Traditionally, the maintenance or loss of body mass requires both limiting calorie consumption while increasing calorie expenditure (43). However, calorie restriction may lead to the loss of lean body mass (LBM) instead of fat mass (43). If RT is added to the exercise routine, LBM may at least be maintained or increased (43). This could explain the reason for body mass remaining unchanged in this study and in similar studies (32, 44-46). Only a few studies have indicated that RT can reduce body mass (12, 47). Since BMI’s anthropometric measures are directly proportional to body mass (48), it is not unexpected that none of the RT programs in this study, and that of Shaw and Shaw (12), Yavari et al. (42), and Schjerve et al. (46) improved BMI.

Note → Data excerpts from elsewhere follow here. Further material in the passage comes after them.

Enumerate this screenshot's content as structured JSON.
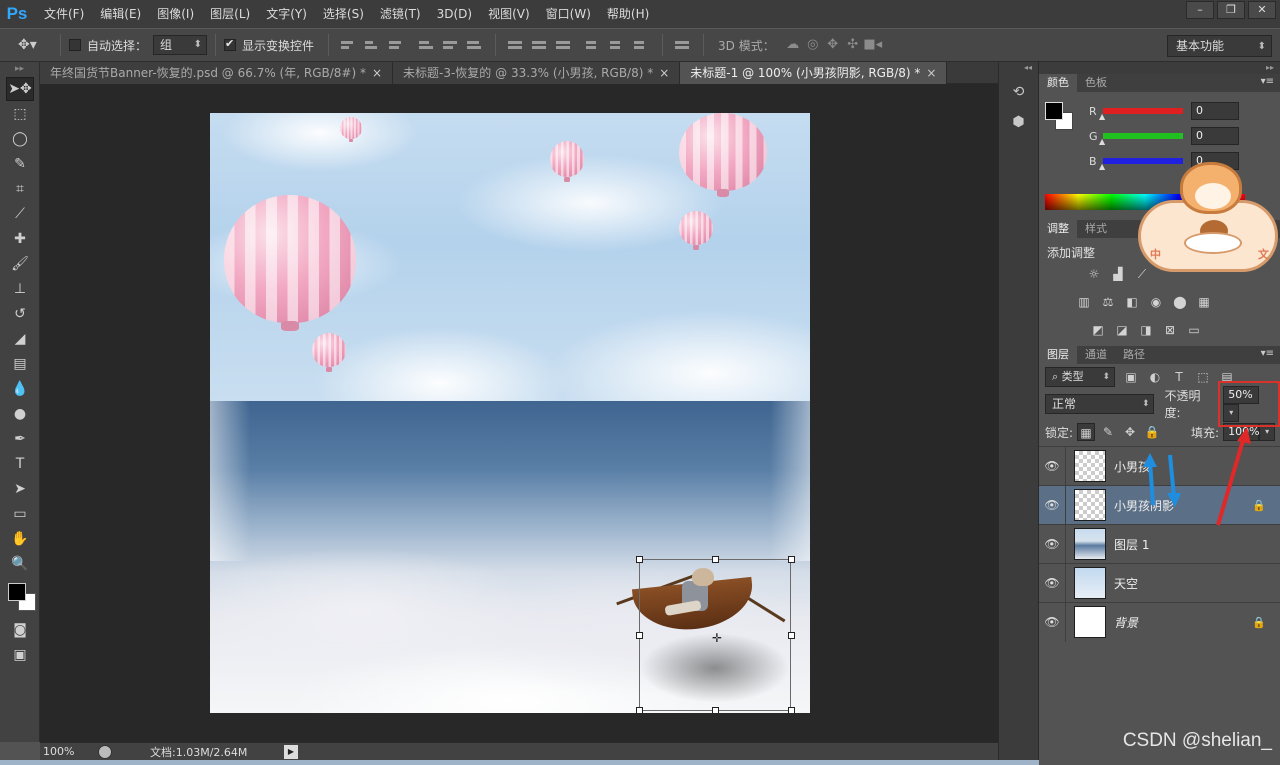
{
  "app": {
    "logo": "Ps"
  },
  "menu": [
    "文件(F)",
    "编辑(E)",
    "图像(I)",
    "图层(L)",
    "文字(Y)",
    "选择(S)",
    "滤镜(T)",
    "3D(D)",
    "视图(V)",
    "窗口(W)",
    "帮助(H)"
  ],
  "window_controls": {
    "minimize": "–",
    "restore": "❐",
    "close": "✕"
  },
  "options": {
    "auto_select_label": "自动选择：",
    "auto_select_checked": false,
    "auto_select_value": "组",
    "show_transform_label": "显示变换控件",
    "show_transform_checked": true,
    "mode_3d_label": "3D 模式：",
    "workspace": "基本功能"
  },
  "tabs": [
    {
      "label": "年终国货节Banner-恢复的.psd @ 66.7% (年, RGB/8#) *",
      "active": false
    },
    {
      "label": "未标题-3-恢复的 @ 33.3% (小男孩, RGB/8) *",
      "active": false
    },
    {
      "label": "未标题-1 @ 100% (小男孩阴影, RGB/8) *",
      "active": true
    }
  ],
  "tab_close": "×",
  "status": {
    "zoom": "100%",
    "doc": "文档:1.03M/2.64M",
    "arrow": "▶"
  },
  "color_panel": {
    "tabs": [
      "颜色",
      "色板"
    ],
    "channels": [
      {
        "letter": "R",
        "value": "0",
        "color": "#e02020"
      },
      {
        "letter": "G",
        "value": "0",
        "color": "#20c020"
      },
      {
        "letter": "B",
        "value": "0",
        "color": "#2020e0"
      }
    ]
  },
  "adjust_panel": {
    "tabs": [
      "调整",
      "样式"
    ],
    "title": "添加调整"
  },
  "mascot": {
    "left": "中",
    "right": "文"
  },
  "layers_panel": {
    "tabs": [
      "图层",
      "通道",
      "路径"
    ],
    "filter": "类型",
    "blend_mode": "正常",
    "opacity_label": "不透明度:",
    "opacity_value": "50%",
    "lock_label": "锁定:",
    "fill_label": "填充:",
    "fill_value": "100%",
    "layers": [
      {
        "name": "小男孩",
        "selected": false,
        "locked": false,
        "thumb": "transparent"
      },
      {
        "name": "小男孩阴影",
        "selected": true,
        "locked": true,
        "thumb": "transparent"
      },
      {
        "name": "图层 1",
        "selected": false,
        "locked": false,
        "thumb": "sky"
      },
      {
        "name": "天空",
        "selected": false,
        "locked": false,
        "thumb": "sky2"
      },
      {
        "name": "背景",
        "selected": false,
        "locked": true,
        "thumb": "white",
        "italic": true
      }
    ]
  },
  "watermark": "CSDN @shelian_"
}
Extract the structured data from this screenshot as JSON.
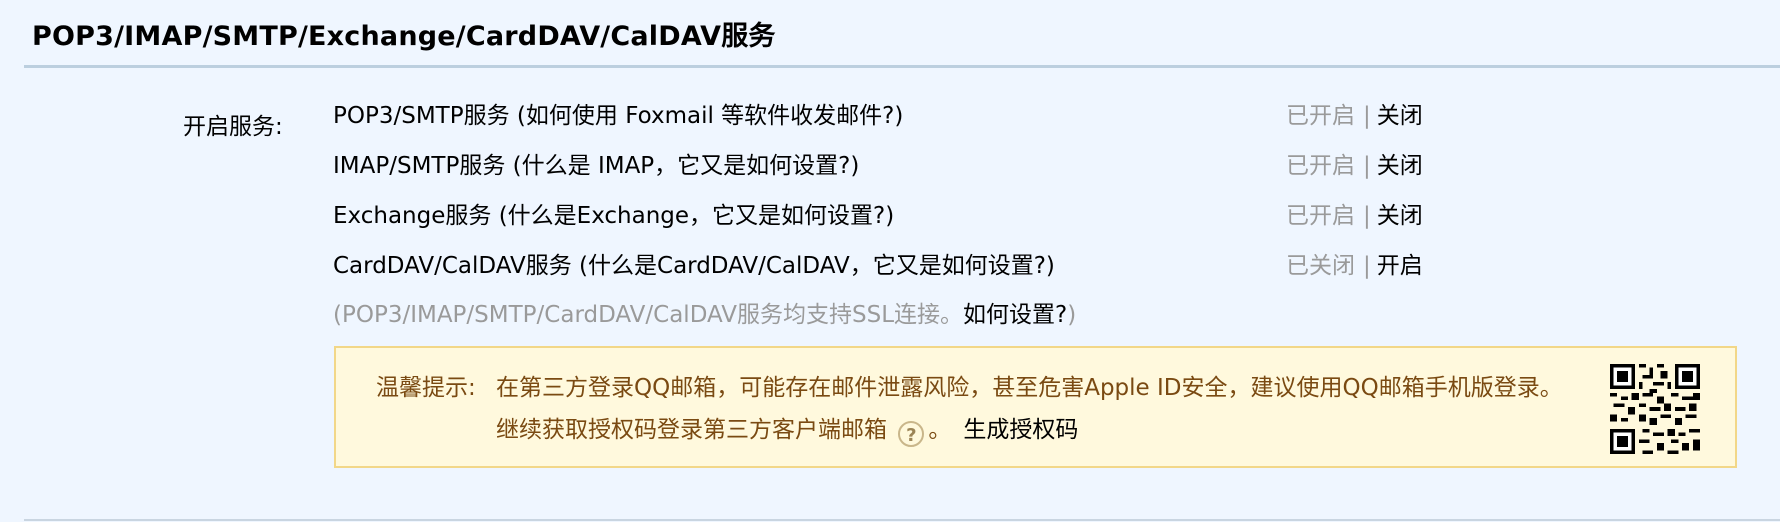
{
  "section": {
    "title": "POP3/IMAP/SMTP/Exchange/CardDAV/CalDAV服务"
  },
  "service_label": "开启服务:",
  "services": [
    {
      "name": "POP3/SMTP服务",
      "help": "(如何使用 Foxmail 等软件收发邮件?)",
      "status": "已开启",
      "separator": "|",
      "action": "关闭"
    },
    {
      "name": "IMAP/SMTP服务",
      "help": "(什么是 IMAP，它又是如何设置?)",
      "status": "已开启",
      "separator": "|",
      "action": "关闭"
    },
    {
      "name": "Exchange服务",
      "help": "(什么是Exchange，它又是如何设置?)",
      "status": "已开启",
      "separator": "|",
      "action": "关闭"
    },
    {
      "name": "CardDAV/CalDAV服务",
      "help": "(什么是CardDAV/CalDAV，它又是如何设置?)",
      "status": "已关闭",
      "separator": "|",
      "action": "开启"
    }
  ],
  "ssl_note": {
    "prefix": "(POP3/IMAP/SMTP/CardDAV/CalDAV服务均支持SSL连接。",
    "link": "如何设置?",
    "suffix": ")"
  },
  "tip": {
    "label": "温馨提示:",
    "line1": "在第三方登录QQ邮箱，可能存在邮件泄露风险，甚至危害Apple ID安全，建议使用QQ邮箱手机版登录。",
    "line2_prefix": "继续获取授权码登录第三方客户端邮箱",
    "help_icon": "question-circle-icon",
    "line2_suffix": "。",
    "generate_link": "生成授权码"
  },
  "colors": {
    "background": "#eff6ff",
    "rule": "#bccfdf",
    "tip_background": "#fff9dd",
    "tip_border": "#f2d788",
    "tip_text": "#7a4a12",
    "muted_text": "#9a9a9a"
  }
}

Increased VO2max is associated with a decreased prevalence of morbidity and mortality of CVD and CVD-associated risk factors (6). While aerobic training is unequivocally the preferred mode of exercise to improve VO2max, this study’s muscular endurance RT program and previous research has demonstrated improvements in VO2max following RT (6, 28, 29, 44, 49). In addition, this study also supports the finding that RT does not always improve VO2max (6, 50). The findings of this study support the supposition that the duration of a RT program may not be a critical factor in altering VO2max, but rather other design and non-design factors (42).
5.1. Limitations
The present study had some limitations. While there are challenges with using smoking self-report measures as a tool to track tobacco use, this measure will continue to be the popular approach due to the lack of more objective means of assessment. Furthermore, it is unclear whether a longer intervention period would result in positive improvements since the effect of exercise may require a certain time of latency (as such required on HDLC) before the changes can be proved.
5.2. Conclusions
In conclusion, this study’s finding that muscular endurance RT is superior to hypertrophy RT when attempting to mitigate CVD risk factors simultaneously has demonstrated an urgent need to determine and compare the effects of the various modes of RT on CVD risk. Importantly, this comparison will allow health professionals to understand which mode of RT is most effective in reducing the specific risk factors associated with CVD.